Ненейтральная дисфункция чаще всего возникает вследствие резкого, обычно непредвиденного движения со смещением позвоночника и фиксацией его в этом положении. Фиксация обеспечивается контрактурой сегментарных мышц, особенно ротаторов.

Развитию функциональных блоков способствуют следующие факторы:

(1) хроническое постуральное напряжение (растяжение);

(2) неадекватная статическая или динамическая нагрузка;

(3) внезапная травма с компрессией позвоночника, дистрофия диска, которая приводит к медленному, прогредиентному развитию нарушений взаиморасположения в позвоночном двигательном сегменте (ПДС), а затем дугоотростчатом суставе;

(4) ноцицептивные рефлекторные влияния из разных органов и тканей;

(5) моторно-трофическая недостаточность при иммобилизации.

Среди патогенентических механизмов развития функциональных блоков наибольшее значение имеют:

(1) ущемление менискоида;

(2) внутридисковый пролапс (внутридисковое ущемление фрагментов пульпозного ядра среди волокон фиброзного кольца);

(3) первичное напряжение сегментарных и полисегментарных мышц, а также мышц периферических суставов.

Основные проявления функционального блока (соматической дисфункции):

(1) ограничение угловых движений в суставе, в том числе сопряженных;

(2) ограничение линейных движений в суставе (эффект «заклинивания выдвижного ящика»);

(3) фиксация в вынужденном положении, противоположном ограничению движения, с выявлением сопряженных движений.

Наличие функционального блока (соматической дисфункции) сопровождается биомеханическими (дезинтеграция деятельности всей двигательной системы) и нейрорефлекторными эффектами.

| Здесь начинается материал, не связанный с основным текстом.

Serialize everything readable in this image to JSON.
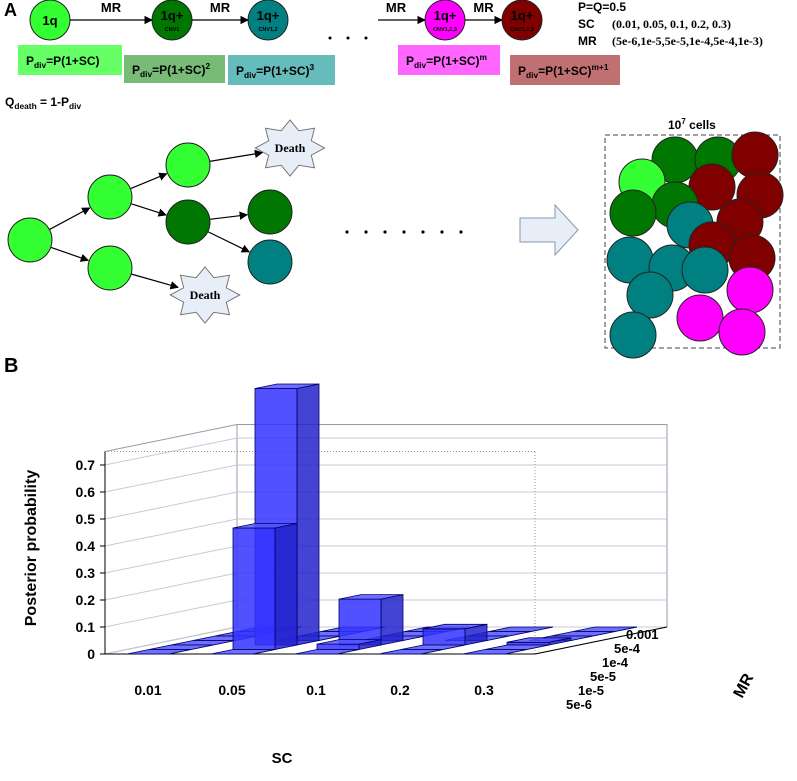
{
  "panel_a": {
    "label": "A",
    "states": [
      {
        "label": "1q"
      },
      {
        "label": "1q+",
        "sublabel": "CNV1"
      },
      {
        "label": "1q+",
        "sublabel": "CNV1,2"
      },
      {
        "label": "1q+",
        "sublabel": "CNV1,2,3"
      },
      {
        "label": "1q+",
        "sublabel": "CNV1,2,3"
      }
    ],
    "transitions": [
      "MR",
      "MR",
      "MR",
      "MR"
    ],
    "parameters": [
      {
        "name": "P=Q=0.5"
      },
      {
        "name": "SC",
        "value": "(0.01, 0.05, 0.1, 0.2, 0.3)"
      },
      {
        "name": "MR",
        "value": "(5e-6,1e-5,5e-5,1e-4,5e-4,1e-3)"
      }
    ],
    "division_rules": [
      {
        "base": "P",
        "sub": "div",
        "rest": "=P(1+SC)"
      },
      {
        "base": "P",
        "sub": "div",
        "rest": "=P(1+SC)",
        "sup": "2"
      },
      {
        "base": "P",
        "sub": "div",
        "rest": "=P(1+SC)",
        "sup": "3"
      },
      {
        "base": "P",
        "sub": "div",
        "rest": "=P(1+SC)",
        "sup": "m"
      },
      {
        "base": "P",
        "sub": "div",
        "rest": "=P(1+SC)",
        "sup": "m+1"
      }
    ],
    "death_rule": {
      "base": "Q",
      "sub": "death",
      "rest": " = 1-P",
      "sub2": "div"
    },
    "death_labels": [
      "Death",
      "Death"
    ],
    "population": {
      "base": "10",
      "sup": "7",
      "rest": " cells"
    }
  },
  "chart_data": {
    "type": "bar3d",
    "panel_label": "B",
    "xlabel": "SC",
    "ylabel": "MR",
    "zlabel": "Posterior probability",
    "categories": [
      "0.01",
      "0.05",
      "0.1",
      "0.2",
      "0.3"
    ],
    "depth_categories": [
      "5e-6",
      "1e-5",
      "5e-5",
      "1e-4",
      "5e-4",
      "0.001"
    ],
    "values": [
      [
        0,
        0,
        0,
        0,
        0,
        0
      ],
      [
        0,
        0.45,
        0.95,
        0,
        0,
        0
      ],
      [
        0,
        0.02,
        0.17,
        0,
        0,
        0
      ],
      [
        0,
        0,
        0.06,
        0,
        0,
        0
      ],
      [
        0,
        0,
        0.01,
        0,
        0,
        0
      ]
    ],
    "color": "#3333ff",
    "zlim": [
      0,
      0.75
    ],
    "zticks": [
      0,
      0.1,
      0.2,
      0.3,
      0.4,
      0.5,
      0.6,
      0.7
    ],
    "grid": true
  }
}
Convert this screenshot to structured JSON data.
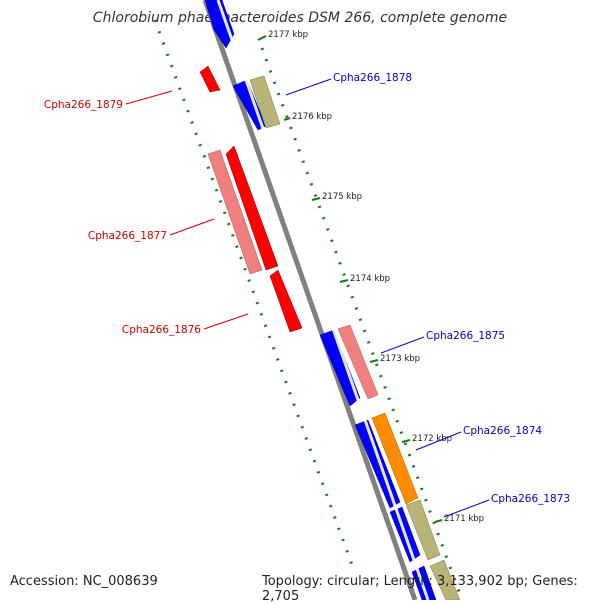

В связи с искажением афферентации из тканей ПДС при функциональном блоке (соматической дисфункции) развиваются рефлекторные изменения:

(1) в дерматоме – гипералгические зоны, нейрогенная дистрофия кожи;

(2) в миотоме – мышечный спазм, миофасциальные триггерные точки, нейрогенная миодистония, миодистрофия, локальное укорочение мышцы с гипертрофией, локальное расслабление мышцы с гипотрофией;

(3) в склеротоме – периостальные, связочно-капсулярные триггерные зоны, нейрогенная дистрофия и дистрофия внутренних органов, ухудшение деятельности преморбидно патологически измененного органа, висцеро-висцеральные рефлекторные нарушения;

(4) в вазотоме – ангиоспазм, ангиопарез, нейрогенная дистрофия.

Клиническая характеристика функционального блока:

(1) Боль в зоне функционального блока (соматической дисфункции) с иррадиацией по склеротому (псевдорадикулярные синдромы).

(2) Ограничение подвижности в регионе функционального блока;

(3) Усиление боли при движениях или отягощении в сторону блокированного движения.

(4) Ощущение хруста, щелчков при движениях, с участием блокированного ПДС и последующим уменьшением или усилением боли.

(5) Выявление провоцирующих факторов (статико-динамические нагрузки, обострение висцерального заболевания).

(6) Моносегментарные нарушения конфигурации отдела с угловой деформацией.

(7) Задержка скольжения, складки Киблера на уровне функционального блока.

(8) Гипералгические и триггерные зоны с характерной локализацией.

(9) Болевые мышечные уплотнения в сегментарных мышцах блокированного ПДС.

(10) Нарушение взаиморасположения элементов блокированного ПДС.

(11) Локальное ограничение активных движений.

(12) Атипичные моторные паттерны.

(13) Моносегментарные (или полисегментарные) нарушения пассивных движений соответственно капсулярному или мышечному паттерну.

(14) Ограничение или утрата суставной игры.

(15) Миофасциальные триггерные точки или болезненное напряжение в мышцах соответствующего миотома или синергии.

(16) Рентгенологические признаки функционального блока (соматической дисфункции).

Функциональная блокада чаще всего развивается в следующих суставах: пояснично-крестцовый, дугоотростчатые L4-L5, С6-С7, С7-T1, T4-T5, Т5-Т6, Т6-Т7, Т7-Т8, крестцово-копчиковый; реберно-поперечные T4-T5, Т5-Т6, Т6-Т7, Т7-Т8.

Ручные приемы мышечно-скелетной терапии восстанавливают нормальное движение в суставах позвоночника и таза, при этом устраняются болевые ощущения. Иногда это происходит сразу после лечебной процедуры (“dramatic relieve”), точно также как травматолог проводит вправление сустава конечности при вывихе. Важно устранить функциональные блокады как можно быстрее, не дожидаясь хронизации болевых ощущений.